Monday, December 1, 2014

Numbers: Chapter 33

Trace your journey 
on the earth 
that holds you 

The writing in the  

remnants of passage











[For full chapter, click here
As we approach the closing of this "Book of Wilderness," the aspect of recap and recreation is highlighted. As Moses' prepares to be "gathered to his fathers," it seems that the book is "gathering" its strands together.  If the previous chapter focused on recapping the narrative path, here we trace the literal , physical passage: the list of "departures and going" in the forty years wandering through the wilderness. 
This is the first time since Sinai that the act of writing is emphasized: "and Moses wrote their goings forth and their passage. according to God's command." For the first time, we find out that the story has been recorded since the initial "going forth" from Egypt. If at Sinai, Moses engraved God's words "into stone", here it seems that the act of walking engraves the earth, so that the land itself holds the story of the passage. 
Here, more important than any act is the character of the land.
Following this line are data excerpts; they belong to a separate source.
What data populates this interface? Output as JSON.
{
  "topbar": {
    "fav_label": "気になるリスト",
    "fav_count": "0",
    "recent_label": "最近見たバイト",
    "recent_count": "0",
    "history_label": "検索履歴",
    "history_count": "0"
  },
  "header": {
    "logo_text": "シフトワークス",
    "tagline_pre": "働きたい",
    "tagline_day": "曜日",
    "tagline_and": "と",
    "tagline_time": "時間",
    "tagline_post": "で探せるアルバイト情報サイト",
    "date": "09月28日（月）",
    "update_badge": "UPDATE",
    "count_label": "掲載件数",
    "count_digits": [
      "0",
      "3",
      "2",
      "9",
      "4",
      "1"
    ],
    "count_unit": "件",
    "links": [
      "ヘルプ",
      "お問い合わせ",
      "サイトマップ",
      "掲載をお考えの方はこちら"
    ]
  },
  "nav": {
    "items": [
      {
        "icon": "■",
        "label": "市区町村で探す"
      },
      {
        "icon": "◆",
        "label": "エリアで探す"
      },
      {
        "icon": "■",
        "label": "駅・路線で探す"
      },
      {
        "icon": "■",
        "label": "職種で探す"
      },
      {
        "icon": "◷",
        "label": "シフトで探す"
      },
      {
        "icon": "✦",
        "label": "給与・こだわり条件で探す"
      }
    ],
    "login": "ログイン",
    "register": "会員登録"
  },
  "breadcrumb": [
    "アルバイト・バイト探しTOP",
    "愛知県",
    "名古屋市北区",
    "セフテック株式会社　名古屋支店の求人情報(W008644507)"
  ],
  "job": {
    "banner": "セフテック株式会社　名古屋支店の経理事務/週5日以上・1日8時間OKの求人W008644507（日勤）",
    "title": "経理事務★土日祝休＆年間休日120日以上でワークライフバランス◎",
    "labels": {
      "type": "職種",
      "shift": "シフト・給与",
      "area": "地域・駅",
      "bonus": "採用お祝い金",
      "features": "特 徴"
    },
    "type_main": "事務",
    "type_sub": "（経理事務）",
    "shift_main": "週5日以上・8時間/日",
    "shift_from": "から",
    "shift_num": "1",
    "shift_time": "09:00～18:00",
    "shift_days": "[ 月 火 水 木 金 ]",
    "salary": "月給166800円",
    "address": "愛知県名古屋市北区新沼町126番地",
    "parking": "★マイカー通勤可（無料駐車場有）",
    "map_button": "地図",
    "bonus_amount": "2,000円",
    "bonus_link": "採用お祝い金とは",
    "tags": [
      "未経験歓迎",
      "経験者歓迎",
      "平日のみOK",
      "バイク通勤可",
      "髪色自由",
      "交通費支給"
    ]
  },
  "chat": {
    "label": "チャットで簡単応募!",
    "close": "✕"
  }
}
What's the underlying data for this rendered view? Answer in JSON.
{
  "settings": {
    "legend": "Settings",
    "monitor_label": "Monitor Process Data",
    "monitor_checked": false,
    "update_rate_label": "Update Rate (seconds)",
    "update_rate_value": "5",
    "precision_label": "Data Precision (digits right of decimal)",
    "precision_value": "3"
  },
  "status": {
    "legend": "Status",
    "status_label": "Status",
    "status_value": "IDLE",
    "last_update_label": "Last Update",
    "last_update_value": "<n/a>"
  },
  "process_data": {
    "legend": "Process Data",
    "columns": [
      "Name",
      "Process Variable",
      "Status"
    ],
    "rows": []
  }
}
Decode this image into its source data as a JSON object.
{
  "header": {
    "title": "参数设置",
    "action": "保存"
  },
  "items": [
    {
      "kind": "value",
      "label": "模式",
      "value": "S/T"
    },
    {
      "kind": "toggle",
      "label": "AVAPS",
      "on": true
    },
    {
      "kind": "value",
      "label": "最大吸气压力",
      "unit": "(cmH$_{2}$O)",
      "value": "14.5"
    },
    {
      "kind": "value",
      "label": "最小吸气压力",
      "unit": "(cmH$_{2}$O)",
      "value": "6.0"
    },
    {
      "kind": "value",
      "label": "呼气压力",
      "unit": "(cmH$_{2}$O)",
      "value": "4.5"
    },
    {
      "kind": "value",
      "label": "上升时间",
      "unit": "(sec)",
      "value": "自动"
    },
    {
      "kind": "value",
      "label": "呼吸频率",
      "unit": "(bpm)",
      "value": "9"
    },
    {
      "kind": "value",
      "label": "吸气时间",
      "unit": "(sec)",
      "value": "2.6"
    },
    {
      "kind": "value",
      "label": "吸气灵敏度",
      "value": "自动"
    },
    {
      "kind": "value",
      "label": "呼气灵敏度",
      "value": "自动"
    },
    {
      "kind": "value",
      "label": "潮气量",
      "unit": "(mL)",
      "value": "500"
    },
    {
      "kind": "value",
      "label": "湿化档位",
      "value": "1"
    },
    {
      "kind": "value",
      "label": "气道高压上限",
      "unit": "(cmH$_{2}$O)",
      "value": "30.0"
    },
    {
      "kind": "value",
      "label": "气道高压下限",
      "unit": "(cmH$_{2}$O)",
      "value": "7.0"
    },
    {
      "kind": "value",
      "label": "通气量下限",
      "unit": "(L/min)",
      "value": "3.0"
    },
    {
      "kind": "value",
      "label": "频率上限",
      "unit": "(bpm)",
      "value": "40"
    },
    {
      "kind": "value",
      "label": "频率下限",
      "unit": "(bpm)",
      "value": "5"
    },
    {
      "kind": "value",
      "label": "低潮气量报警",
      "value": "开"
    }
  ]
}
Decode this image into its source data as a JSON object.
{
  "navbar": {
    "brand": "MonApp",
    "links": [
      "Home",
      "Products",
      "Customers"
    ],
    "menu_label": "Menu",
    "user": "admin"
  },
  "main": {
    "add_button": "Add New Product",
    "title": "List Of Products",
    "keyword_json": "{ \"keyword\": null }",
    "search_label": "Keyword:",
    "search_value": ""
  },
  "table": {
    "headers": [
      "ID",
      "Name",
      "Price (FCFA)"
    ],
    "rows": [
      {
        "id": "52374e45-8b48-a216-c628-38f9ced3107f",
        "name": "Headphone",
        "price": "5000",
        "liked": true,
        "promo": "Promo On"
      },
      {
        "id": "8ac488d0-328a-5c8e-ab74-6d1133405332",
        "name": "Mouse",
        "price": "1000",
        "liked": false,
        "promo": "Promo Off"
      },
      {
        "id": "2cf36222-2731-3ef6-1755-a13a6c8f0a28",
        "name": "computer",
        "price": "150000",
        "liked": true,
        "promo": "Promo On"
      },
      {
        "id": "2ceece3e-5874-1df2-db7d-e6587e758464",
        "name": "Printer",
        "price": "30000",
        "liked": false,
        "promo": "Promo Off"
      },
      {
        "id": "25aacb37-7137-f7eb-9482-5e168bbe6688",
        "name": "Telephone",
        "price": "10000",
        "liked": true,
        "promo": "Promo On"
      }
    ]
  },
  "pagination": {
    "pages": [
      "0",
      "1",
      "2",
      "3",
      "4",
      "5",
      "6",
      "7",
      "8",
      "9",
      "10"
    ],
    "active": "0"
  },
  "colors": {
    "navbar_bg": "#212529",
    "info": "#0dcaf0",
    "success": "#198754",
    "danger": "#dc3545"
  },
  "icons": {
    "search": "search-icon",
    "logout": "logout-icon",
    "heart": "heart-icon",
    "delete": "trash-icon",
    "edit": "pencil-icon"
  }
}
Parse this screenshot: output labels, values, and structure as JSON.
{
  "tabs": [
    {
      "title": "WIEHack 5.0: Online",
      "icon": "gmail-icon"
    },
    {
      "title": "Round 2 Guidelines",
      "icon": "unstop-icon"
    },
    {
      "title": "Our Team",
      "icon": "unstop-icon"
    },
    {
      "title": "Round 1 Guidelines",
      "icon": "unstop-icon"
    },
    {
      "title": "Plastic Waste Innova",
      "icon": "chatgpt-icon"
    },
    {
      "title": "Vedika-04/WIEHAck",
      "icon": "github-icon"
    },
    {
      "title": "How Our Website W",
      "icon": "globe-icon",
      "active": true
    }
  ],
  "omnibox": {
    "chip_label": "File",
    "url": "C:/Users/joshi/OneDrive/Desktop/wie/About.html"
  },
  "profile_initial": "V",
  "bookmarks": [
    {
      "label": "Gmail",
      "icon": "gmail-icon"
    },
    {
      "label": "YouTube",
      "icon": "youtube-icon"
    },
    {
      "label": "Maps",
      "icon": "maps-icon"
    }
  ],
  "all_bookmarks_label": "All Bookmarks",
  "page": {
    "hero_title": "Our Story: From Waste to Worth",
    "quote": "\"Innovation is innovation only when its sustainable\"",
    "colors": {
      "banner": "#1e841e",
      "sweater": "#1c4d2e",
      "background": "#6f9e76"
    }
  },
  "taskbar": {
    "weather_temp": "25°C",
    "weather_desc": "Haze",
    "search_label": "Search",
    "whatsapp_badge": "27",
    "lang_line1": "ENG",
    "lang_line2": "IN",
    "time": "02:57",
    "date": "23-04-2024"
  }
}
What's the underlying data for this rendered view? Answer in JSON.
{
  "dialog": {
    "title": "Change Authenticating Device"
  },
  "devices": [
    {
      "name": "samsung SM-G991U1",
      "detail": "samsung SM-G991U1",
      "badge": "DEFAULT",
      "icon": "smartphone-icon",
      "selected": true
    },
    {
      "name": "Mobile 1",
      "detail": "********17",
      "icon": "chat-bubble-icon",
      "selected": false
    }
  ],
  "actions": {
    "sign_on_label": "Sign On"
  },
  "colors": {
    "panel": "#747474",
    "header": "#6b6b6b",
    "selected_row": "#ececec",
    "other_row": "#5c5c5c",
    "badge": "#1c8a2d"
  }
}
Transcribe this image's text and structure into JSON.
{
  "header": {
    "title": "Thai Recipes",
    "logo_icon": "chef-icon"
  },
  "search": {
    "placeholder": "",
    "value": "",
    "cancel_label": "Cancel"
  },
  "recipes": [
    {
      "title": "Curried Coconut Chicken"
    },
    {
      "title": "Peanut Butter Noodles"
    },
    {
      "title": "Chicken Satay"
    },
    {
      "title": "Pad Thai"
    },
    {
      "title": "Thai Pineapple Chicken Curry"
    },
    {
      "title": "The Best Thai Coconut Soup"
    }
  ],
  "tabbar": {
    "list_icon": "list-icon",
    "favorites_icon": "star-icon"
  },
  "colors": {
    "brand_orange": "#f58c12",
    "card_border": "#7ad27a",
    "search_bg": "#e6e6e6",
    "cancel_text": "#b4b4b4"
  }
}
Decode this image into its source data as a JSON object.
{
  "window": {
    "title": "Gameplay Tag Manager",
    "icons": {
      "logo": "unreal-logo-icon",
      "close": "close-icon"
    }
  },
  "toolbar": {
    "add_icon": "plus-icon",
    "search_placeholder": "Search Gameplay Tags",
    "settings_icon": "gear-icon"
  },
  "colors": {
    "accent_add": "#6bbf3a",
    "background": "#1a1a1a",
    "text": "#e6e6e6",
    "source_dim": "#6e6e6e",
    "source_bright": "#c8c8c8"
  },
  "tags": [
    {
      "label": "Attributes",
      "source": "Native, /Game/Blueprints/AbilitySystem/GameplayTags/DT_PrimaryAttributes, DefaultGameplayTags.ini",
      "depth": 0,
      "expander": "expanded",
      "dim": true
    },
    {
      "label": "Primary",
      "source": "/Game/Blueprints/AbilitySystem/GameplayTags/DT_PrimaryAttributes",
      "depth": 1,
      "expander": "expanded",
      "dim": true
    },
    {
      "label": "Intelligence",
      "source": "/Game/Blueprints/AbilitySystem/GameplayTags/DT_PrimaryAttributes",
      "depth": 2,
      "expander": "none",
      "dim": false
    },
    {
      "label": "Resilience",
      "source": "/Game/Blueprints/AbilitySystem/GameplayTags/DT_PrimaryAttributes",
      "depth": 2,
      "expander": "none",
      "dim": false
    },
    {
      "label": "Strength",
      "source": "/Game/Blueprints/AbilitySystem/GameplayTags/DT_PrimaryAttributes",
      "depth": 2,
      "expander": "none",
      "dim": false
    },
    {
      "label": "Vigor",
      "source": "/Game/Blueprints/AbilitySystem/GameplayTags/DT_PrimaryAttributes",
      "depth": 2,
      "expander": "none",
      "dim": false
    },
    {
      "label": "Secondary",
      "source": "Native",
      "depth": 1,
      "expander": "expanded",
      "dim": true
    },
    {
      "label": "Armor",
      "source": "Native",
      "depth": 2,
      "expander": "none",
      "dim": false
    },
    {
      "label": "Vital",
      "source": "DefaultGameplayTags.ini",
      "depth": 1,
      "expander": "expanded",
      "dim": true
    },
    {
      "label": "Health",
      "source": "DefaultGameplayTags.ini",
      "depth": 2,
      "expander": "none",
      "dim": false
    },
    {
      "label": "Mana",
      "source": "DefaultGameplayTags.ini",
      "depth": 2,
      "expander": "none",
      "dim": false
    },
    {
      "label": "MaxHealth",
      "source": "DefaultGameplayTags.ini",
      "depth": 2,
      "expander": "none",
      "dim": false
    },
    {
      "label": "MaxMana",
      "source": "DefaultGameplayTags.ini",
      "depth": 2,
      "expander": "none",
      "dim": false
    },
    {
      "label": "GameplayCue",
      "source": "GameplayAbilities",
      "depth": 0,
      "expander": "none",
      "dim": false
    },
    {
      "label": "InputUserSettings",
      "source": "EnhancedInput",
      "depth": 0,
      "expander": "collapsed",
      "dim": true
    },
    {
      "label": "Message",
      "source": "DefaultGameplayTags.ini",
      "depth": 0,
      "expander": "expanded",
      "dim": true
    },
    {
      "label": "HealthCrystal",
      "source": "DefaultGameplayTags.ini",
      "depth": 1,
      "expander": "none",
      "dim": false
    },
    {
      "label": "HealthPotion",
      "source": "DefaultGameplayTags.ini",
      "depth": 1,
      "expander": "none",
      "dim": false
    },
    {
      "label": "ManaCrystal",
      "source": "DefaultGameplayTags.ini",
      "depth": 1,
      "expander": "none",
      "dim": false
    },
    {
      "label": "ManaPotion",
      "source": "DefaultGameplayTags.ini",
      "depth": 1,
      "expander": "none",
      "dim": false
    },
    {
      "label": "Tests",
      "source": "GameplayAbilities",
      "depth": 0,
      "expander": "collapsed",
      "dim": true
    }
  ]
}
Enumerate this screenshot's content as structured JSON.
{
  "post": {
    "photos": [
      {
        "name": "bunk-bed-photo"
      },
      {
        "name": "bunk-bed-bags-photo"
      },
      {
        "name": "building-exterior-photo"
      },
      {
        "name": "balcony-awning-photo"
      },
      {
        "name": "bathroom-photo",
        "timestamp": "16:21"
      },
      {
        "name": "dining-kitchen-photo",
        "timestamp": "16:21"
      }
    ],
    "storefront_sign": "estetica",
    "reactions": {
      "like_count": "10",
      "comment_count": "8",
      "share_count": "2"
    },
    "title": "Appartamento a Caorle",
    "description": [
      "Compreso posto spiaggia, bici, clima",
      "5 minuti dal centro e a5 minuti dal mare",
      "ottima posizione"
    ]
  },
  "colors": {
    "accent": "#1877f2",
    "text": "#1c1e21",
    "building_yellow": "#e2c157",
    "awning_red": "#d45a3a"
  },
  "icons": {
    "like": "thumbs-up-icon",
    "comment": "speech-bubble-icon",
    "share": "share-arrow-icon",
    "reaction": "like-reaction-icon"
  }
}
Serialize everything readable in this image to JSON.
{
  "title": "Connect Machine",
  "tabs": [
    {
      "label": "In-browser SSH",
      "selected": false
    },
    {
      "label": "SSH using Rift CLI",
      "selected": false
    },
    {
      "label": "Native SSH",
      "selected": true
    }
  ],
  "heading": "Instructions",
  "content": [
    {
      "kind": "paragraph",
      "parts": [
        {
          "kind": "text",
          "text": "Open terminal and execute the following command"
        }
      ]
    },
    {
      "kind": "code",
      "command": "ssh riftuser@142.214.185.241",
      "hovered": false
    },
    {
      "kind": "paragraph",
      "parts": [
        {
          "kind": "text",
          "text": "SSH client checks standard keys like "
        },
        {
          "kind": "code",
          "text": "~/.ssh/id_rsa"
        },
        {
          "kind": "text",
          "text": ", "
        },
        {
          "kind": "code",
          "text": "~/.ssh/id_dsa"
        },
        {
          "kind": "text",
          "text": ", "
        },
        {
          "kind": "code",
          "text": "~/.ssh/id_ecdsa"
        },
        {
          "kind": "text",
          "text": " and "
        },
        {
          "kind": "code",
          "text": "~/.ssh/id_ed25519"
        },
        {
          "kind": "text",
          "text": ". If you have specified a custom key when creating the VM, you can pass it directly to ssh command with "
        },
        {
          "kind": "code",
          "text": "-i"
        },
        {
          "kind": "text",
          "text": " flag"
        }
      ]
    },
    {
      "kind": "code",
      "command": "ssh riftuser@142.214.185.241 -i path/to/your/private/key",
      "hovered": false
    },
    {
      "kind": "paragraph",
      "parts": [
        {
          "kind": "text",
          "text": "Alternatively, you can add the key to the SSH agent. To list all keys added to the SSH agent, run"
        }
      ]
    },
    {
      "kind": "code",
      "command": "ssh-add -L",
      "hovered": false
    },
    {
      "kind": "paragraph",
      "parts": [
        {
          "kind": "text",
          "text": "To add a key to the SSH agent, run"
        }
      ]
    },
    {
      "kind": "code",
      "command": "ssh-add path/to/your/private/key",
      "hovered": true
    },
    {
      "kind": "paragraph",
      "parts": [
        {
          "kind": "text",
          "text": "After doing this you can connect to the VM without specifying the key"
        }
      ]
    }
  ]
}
We say nothing of revelation, but must know that "Etham is in the edge of the wilderness" and that there were "twelve fountains of water and seventy palm trees" in Elim.  
The underlying motif connecting this journey from Egypt to the fords of Moab is the deepest, most primal connection to the earth: burial (k'b'r). We begin the journey as the Egyptians bury the dead from the Plague of the Firstborn; the journey to the "wilderness of Sinai" is punctuated by the "graves (kibroth) of lust"; we close the first part of the journey at Hor haHar, the site of Aaron's death; the journey ends at Nebo, the future site of Moses' death and burial.    
This catalog of forty years journey traces and celebrates the long way that Israel has come since they set forth from the "mouth of freedom".  Yet it is also filled with the aura of endings as we prepare for the "passage" into the new beginning in the Promised Land. This chapter is both a farewell to the desert, and an introduction to the Land, highlighting the deep connection to the earth.]